Taper du poing sur la table n’est pas dans la manière de Jean-Marie Delarue, contrôleur général des prisons depuis juin. Les établissements pénitentiaires sont bondés, les surveillants au bord de la crise de nerfs, les suicides se multiplient, il aurait pu sortir du silence.
Mais, respectueux des formes, ce haut fonctionnaire, qui fut jadis le collaborateur de Jacques Delors, préfère s’en tenir à sa mission. « Ce qui compte pour moi, ce sont les visites sur le terrain, l’écoute des personnels et des détenus ainsi que des aumôniers et des visiteurs de prisons . » Et pas les « visites Potemkine » où il se contenterait, avec sa vingtaine de collaborateurs à temps plein, d’un travail de façade. « Nous ne passons pas moins de huit heures dans les locaux de garde à vue », dit-il.

En cinq mois et une vingtaine de contrôles de « lieux de privation de liberté », des mesures permettant d’améliorer la vie carcérale ont été identifiées. A chaque visite, un rapport, assorti de recommandations, est rédigé à l’adresse de quatre ministres : de la Justice, de la Santé, de l’Intérieur et de l’Immigration. La loi leur donne un mois pour faire leurs observations. Delarue leur accorde un mois et demi.

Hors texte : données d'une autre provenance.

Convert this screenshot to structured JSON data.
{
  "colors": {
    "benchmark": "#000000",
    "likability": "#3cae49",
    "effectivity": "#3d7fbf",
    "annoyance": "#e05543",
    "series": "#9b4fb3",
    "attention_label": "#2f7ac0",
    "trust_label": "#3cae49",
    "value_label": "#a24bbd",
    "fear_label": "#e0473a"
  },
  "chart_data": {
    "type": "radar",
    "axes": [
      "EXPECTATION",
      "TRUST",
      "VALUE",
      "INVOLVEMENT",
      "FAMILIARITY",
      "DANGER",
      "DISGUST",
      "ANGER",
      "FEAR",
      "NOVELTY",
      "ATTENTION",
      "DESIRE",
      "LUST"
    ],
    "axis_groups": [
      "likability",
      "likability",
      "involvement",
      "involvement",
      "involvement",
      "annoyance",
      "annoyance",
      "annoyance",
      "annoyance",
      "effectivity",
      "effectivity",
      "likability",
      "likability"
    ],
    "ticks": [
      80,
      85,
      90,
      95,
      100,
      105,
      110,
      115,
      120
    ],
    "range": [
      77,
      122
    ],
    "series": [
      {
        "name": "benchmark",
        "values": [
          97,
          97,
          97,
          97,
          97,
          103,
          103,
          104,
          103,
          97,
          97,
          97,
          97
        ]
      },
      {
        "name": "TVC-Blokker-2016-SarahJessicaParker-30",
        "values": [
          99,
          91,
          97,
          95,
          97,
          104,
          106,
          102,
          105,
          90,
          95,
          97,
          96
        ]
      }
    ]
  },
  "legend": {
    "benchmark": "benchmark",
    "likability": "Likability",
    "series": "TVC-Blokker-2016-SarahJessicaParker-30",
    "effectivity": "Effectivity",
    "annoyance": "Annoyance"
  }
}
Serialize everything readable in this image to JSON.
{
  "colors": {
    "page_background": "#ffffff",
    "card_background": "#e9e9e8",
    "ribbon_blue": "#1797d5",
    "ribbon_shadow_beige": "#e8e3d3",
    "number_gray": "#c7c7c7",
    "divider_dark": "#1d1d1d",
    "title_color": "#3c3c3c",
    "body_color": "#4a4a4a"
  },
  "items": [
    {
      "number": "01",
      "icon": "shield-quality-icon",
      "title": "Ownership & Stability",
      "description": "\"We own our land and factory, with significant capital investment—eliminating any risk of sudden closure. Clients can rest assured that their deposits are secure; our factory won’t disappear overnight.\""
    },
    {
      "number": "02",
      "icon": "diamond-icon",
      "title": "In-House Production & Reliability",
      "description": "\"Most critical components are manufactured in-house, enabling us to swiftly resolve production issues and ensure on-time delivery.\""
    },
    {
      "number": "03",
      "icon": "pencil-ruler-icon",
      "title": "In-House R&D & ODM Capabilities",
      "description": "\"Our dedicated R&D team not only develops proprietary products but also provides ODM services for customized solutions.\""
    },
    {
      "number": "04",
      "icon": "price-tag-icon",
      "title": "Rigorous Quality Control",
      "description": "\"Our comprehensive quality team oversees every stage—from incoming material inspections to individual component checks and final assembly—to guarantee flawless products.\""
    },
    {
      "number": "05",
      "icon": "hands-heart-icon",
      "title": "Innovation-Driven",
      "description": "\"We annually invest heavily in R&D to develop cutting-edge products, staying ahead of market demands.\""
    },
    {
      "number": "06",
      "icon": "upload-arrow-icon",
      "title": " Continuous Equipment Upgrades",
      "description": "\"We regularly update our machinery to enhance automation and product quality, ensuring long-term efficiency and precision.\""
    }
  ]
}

Magistrats, avocats, personnels pénitentiaires accusent la politique de Rachida Dati d’avoir aggravé la situation carcérale. « Sa politique est, si je puis dire, riche de réformes », ironise le contrôleur, qui souligne qu’elle ne l’a pas « sollicité ».

Jean-Marie Delarue juge anormal que des familles ayant fait parfois 800 kilomètres pour rendre visite à leur parent incarcéré ne puissent pas avoir accès aux parloirs. « La surpopulation, ce n’est pas seulement le nombre de matelas par terre. » Même s’il lui est difficile d’évaluer la part du « facteur personnel et pénitentiaire » dans le suicide, Delarue s’alarme des tentatives de suicide dont on ne parle pas et de la « propension » des détenus à passer à l’acte. Ils sont quinze fois plus nombreux que les personnes libres. « Ce n’est pas une question de crédit mais de savoir-faire », souligne le contrôleur, qui, « sans nuire à la sécurité », plaide « pour une plus grande humanité ».